When you do not post the blogsphere loses out man!

FlowerGirl said...

Hey... It's tomorrow. I was wondering if you're going to remind yourself not to post today in some eloquent stream of words that kinda make sense?

Da Old Man said...

@ adullamite: I'm sure it's not that drastic

Da Old Man said...

@ Flowergirl: I'm doing everything possible to not post. But I am working on my Toast post right now.

bchbear said...

Da old man said"Don't expect any change in quality. Oh no.
Do you think I'll be any better because I write less?
No, it's going to be as poorly done as ever."


Thank goodness there won't be any change, if we got quality, what would we do? (ha ha giggle giggle snort)

Look forward to hearing your phony names soon. Some of mine are Anita Mann, Mike hunt and Anastasia Beaverhousen.

Ya know I loves ya in a manly sort of way.:)

Da Old Man said...

@ Bchbear: I'm not that creative. Mostly just weird names, ones that don't go together.

Anonymous said...

It's quality, not quantity that counts!

You got to pace yourself and don't let the bastards, I mean, dear readers, wear you down!

HawgWyld said...

A cemetery attached to a high school?

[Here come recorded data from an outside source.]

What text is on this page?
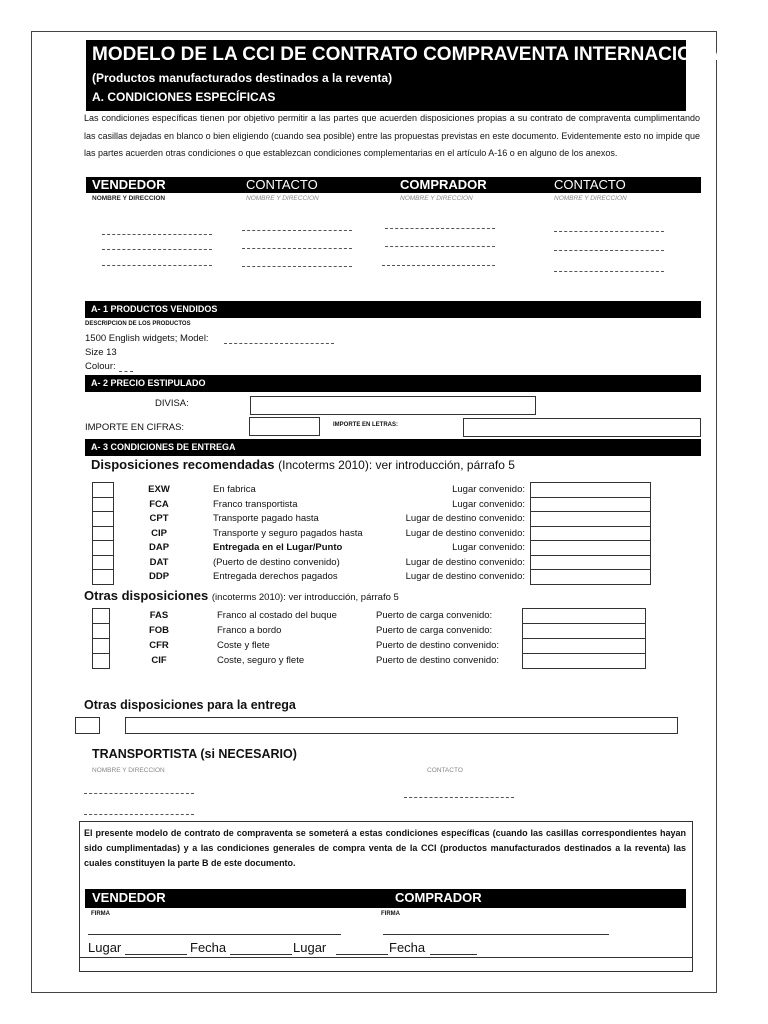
MODELO DE LA CCI DE CONTRATO COMPRAVENTA INTERNACIONAL
(Productos manufacturados destinados a la reventa)
A. CONDICIONES ESPECÍFICAS
Las condiciones específicas tienen por objetivo permitir a las partes que acuerden disposiciones propias a su contrato de compraventa cumplimentando las casillas dejadas en blanco o bien eligiendo (cuando sea posible) entre las propuestas previstas en este documento. Evidentemente esto no impide que las partes acuerden otras condiciones o que establezcan condiciones complementarias en el artículo A-16 o en alguno de los anexos.
VENDEDOR	CONTACTO	COMPRADOR	CONTACTO
NOMBRE Y DIRECCION	NOMBRE Y DIRECCION	NOMBRE Y DIRECCION	NOMBRE Y DIRECCION
A- 1 PRODUCTOS VENDIDOS
DESCRIPCION DE LOS PRODUCTOS
1500 English widgets; Model:
Size 13
Colour:
A- 2 PRECIO ESTIPULADO
DIVISA:
IMPORTE EN CIFRAS:	IMPORTE EN LETRAS:
A- 3 CONDICIONES DE ENTREGA
Disposiciones recomendadas (Incoterms 2010): ver introducción, párrafo 5
EXW	En fabrica	Lugar convenido:
FCA	Franco transportista	Lugar convenido:
CPT	Transporte pagado hasta	Lugar de destino convenido:
CIP	Transporte y seguro pagados hasta	Lugar de destino convenido:
DAP	Entregada en el Lugar/Punto	Lugar convenido:
DAT	(Puerto de destino convenido)	Lugar de destino convenido:
DDP	Entregada derechos pagados	Lugar de destino convenido:
Otras disposiciones (incoterms 2010): ver introducción, párrafo 5
FAS	Franco al costado del buque	Puerto de carga convenido:
FOB	Franco a bordo	Puerto de carga convenido:
CFR	Coste y flete	Puerto de destino convenido:
CIF	Coste, seguro y flete	Puerto de destino convenido:
Otras disposiciones para la entrega
TRANSPORTISTA (si NECESARIO)
NOMBRE Y DIRECCION	CONTACTO
El presente modelo de contrato de compraventa se someterá a estas condiciones específicas (cuando las casillas correspondientes hayan sido cumplimentadas) y a las condiciones generales de compra venta de la CCI (productos manufacturados destinados a la reventa) las cuales constituyen la parte B de este documento.
VENDEDOR	COMPRADOR
FIRMA	FIRMA
Lugar	Fecha	Lugar	Fecha
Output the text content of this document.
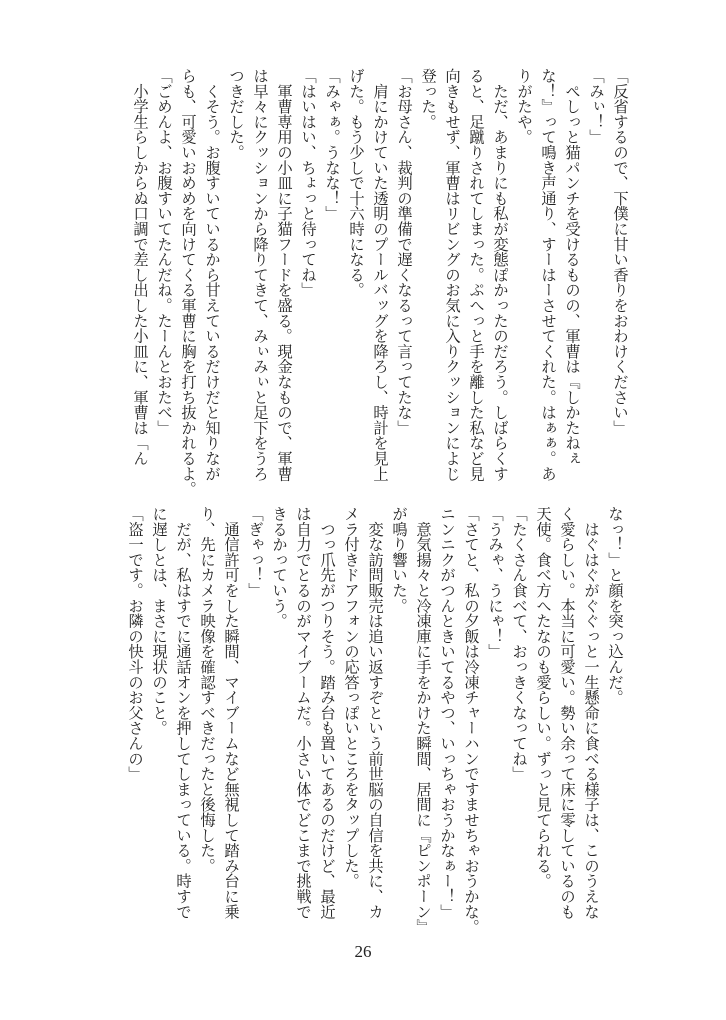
「反省するので、下僕に甘い香りをおわけください」
「みぃ！」
　ぺしっと猫パンチを受けるものの、軍曹は『しかたねぇ
な！』って鳴き声通り、すーはーさせてくれた。はぁぁ。あ
りがたや。
　ただ、あまりにも私が変態ぽかったのだろう。しばらくす
ると、足蹴りされてしまった。ぷへっと手を離した私など見
向きもせず、軍曹はリビングのお気に入りクッションによじ
登った。
「お母さん、裁判の準備で遅くなるって言ってたな」
　肩にかけていた透明のプールバッグを降ろし、時計を見上
げた。もう少しで十六時になる。
「みゃぁ。うなな！」
「はいはい、ちょっと待ってね」
　軍曹専用の小皿に子猫フードを盛る。現金なもので、軍曹
は早々にクッションから降りてきて、みぃみぃと足下をうろ
つきだした。
　くそう。お腹すいているから甘えているだけだと知りなが
らも、可愛いおめめを向けてくる軍曹に胸を打ち抜かれるよ。
「ごめんよ、お腹すいてたんだね。たーんとおたべ」
　小学生らしからぬ口調で差し出した小皿に、軍曹は「ん
なっ！」と顔を突っ込んだ。
　はぐはぐがぐぐっと一生懸命に食べる様子は、このうえな
く愛らしい。本当に可愛い。勢い余って床に零しているのも
天使。食べ方へたなのも愛らしい。ずっと見てられる。
「たくさん食べて、おっきくなってね」
「うみゃ、うにゃ！」
「さてと、私の夕飯は冷凍チャーハンですませちゃおうかな。
ニンニクがつんときいてるやつ、いっちゃおうかなぁー！」
　意気揚々と冷凍庫に手をかけた瞬間、居間に『ピンポーン』
が鳴り響いた。
　変な訪問販売は追い返すぞという前世脳の自信を共に、カ
メラ付きドアフォンの応答っぽいところをタップした。
　つっ爪先がつりそう。踏み台も置いてあるのだけど、最近
は自力でとるのがマイブームだ。小さい体でどこまで挑戦で
きるかっていう。
「ぎゃっ！」
　通信許可をした瞬間、マイブームなど無視して踏み台に乗
り、先にカメラ映像を確認すべきだったと後悔した。
　だが、私はすでに通話オンを押してしまっている。時すで
に遅しとは、まさに現状のこと。
「盗一です。お隣の快斗のお父さんの」
26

Really? What, when, where, how and who?

Looking forward to reading about that...

Visit the Natural State Hawg

Da Old Man said...

@ Tiggy: I refuse toproduce anything but the lowest in quality. I leave the good stuff up to talented writers like you.

@ The Hawg: I always thought every high school had its own cemetery. That's probably why no matter how many teaching positions I applied for (and never got a second interview, BTW) they always looked at me funny when they asked if I had any questions, and I asked where was their cemetery. Who says blogging doesn't make one smarter?

Anonymous said...

In this world, run out of content.. you.. good gracious, I know that wouldn't happen!